1. $\int_d^{d+T}\sin(n\omega t)dt = 0$

2. $\int_d^{d+T}\sin(m\omega t)\sin(n\omega t)dt = \left\{ \begin{array}{ll} 0 \text{ for } m\neq n \\ \frac{1}{2T} \text{ for } m=m \end{array}\right.$

I would greatly appreciate your help

• By sen, do you mean $\sin$? Also, I'm not sure what you're trying to say in number $2$ relating $m$ and $n$ and the results of the integral. Apr 18, 2017 at 14:19
• The second equation is badly formatted version of the orthogonality relationship Apr 18, 2017 at 14:55
• I've suggested an edit to improve the readability of your conditional equation and now that I think of it I put the not equals sign in the wrong place Apr 18, 2017 at 15:02
• @Triatticus $\delta_{mn}/(2T)$ would not be better?
– Jon
Apr 18, 2017 at 17:48
• Depends on how people feel about it, honestly it doesn't matter no?
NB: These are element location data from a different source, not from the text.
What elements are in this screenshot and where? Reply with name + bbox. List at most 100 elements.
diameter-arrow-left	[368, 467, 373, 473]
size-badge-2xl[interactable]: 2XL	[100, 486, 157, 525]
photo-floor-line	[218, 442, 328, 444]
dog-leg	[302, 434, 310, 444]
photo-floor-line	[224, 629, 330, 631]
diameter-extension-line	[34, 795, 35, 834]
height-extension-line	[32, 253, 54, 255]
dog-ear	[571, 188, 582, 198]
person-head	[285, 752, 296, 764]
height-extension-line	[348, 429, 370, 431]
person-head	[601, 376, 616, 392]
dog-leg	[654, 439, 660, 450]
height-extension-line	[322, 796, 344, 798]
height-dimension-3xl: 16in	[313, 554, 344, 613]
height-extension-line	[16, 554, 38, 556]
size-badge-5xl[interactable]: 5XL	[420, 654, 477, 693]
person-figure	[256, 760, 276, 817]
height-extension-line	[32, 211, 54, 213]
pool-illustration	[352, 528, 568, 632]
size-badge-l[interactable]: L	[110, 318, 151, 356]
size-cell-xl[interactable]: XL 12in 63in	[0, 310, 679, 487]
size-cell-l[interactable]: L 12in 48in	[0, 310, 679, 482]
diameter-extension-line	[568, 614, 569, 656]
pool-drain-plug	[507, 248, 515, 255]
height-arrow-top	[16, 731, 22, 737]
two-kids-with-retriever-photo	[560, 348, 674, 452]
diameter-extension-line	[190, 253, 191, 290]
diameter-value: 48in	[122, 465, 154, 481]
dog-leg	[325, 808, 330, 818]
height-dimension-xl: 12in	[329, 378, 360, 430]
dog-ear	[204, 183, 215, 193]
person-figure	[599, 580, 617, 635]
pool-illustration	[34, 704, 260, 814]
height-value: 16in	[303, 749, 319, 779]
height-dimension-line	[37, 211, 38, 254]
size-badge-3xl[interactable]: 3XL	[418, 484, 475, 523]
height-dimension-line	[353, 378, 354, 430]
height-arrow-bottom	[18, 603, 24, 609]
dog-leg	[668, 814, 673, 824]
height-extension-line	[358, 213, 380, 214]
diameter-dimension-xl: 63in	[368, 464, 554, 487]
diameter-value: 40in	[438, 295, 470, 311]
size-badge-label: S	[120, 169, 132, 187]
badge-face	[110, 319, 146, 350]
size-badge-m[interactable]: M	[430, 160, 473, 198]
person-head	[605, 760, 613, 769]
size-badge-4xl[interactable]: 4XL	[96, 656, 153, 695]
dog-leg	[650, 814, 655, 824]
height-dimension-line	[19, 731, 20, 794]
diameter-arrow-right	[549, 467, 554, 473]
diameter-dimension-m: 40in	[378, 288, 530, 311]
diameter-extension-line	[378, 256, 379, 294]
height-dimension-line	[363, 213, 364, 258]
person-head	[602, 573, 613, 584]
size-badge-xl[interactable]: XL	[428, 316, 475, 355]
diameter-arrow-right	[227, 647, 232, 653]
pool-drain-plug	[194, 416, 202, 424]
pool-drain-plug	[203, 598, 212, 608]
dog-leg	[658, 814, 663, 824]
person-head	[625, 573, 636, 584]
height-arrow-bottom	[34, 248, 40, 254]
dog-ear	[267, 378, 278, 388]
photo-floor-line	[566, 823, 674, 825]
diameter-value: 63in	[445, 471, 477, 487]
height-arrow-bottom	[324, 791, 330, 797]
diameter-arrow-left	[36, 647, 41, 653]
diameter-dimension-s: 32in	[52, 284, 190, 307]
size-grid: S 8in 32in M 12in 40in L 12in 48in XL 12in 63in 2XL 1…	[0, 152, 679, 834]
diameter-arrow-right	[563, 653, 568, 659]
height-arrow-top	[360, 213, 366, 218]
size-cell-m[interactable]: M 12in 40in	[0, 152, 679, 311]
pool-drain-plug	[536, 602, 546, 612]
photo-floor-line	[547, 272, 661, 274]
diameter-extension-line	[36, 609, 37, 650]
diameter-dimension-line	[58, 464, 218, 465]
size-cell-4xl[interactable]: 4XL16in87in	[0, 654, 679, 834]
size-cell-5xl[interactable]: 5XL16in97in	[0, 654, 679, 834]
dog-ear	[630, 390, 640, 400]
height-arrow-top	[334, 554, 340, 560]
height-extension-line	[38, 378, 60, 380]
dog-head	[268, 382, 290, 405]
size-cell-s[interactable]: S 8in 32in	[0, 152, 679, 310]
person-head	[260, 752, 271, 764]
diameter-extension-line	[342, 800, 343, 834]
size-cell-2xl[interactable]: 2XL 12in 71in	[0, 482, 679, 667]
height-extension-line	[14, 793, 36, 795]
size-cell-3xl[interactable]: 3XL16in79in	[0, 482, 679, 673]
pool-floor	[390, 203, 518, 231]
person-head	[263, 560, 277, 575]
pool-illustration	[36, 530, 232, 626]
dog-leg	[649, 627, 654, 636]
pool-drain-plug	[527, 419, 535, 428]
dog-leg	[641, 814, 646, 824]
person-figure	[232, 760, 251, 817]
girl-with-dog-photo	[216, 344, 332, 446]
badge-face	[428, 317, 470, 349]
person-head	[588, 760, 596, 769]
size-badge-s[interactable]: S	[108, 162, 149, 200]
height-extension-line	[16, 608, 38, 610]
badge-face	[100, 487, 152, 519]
Also @user426995 you just need to re-edit to adjust where the not equal signs are, plus there is an m where there should be an n that was my mistake Apr 18, 2017 at 18:49

This a wonderful exercise that uses trig identities. I assume you can do the first integral. If you have any difficulty the answer is $\frac{-1}{nw} [cos(n w (d+T)) - cos(n w(d))]$The second one can be completed by using the trig identity $sin(x)^{2}= \frac{1}{2}(1 - cos(2x))$ for n=m case. Then you can use $sin(a)sin(b) = \frac{1}{2}[cos(a+b)-cos(a-b)]$ identity for the other. Hope this answers your question.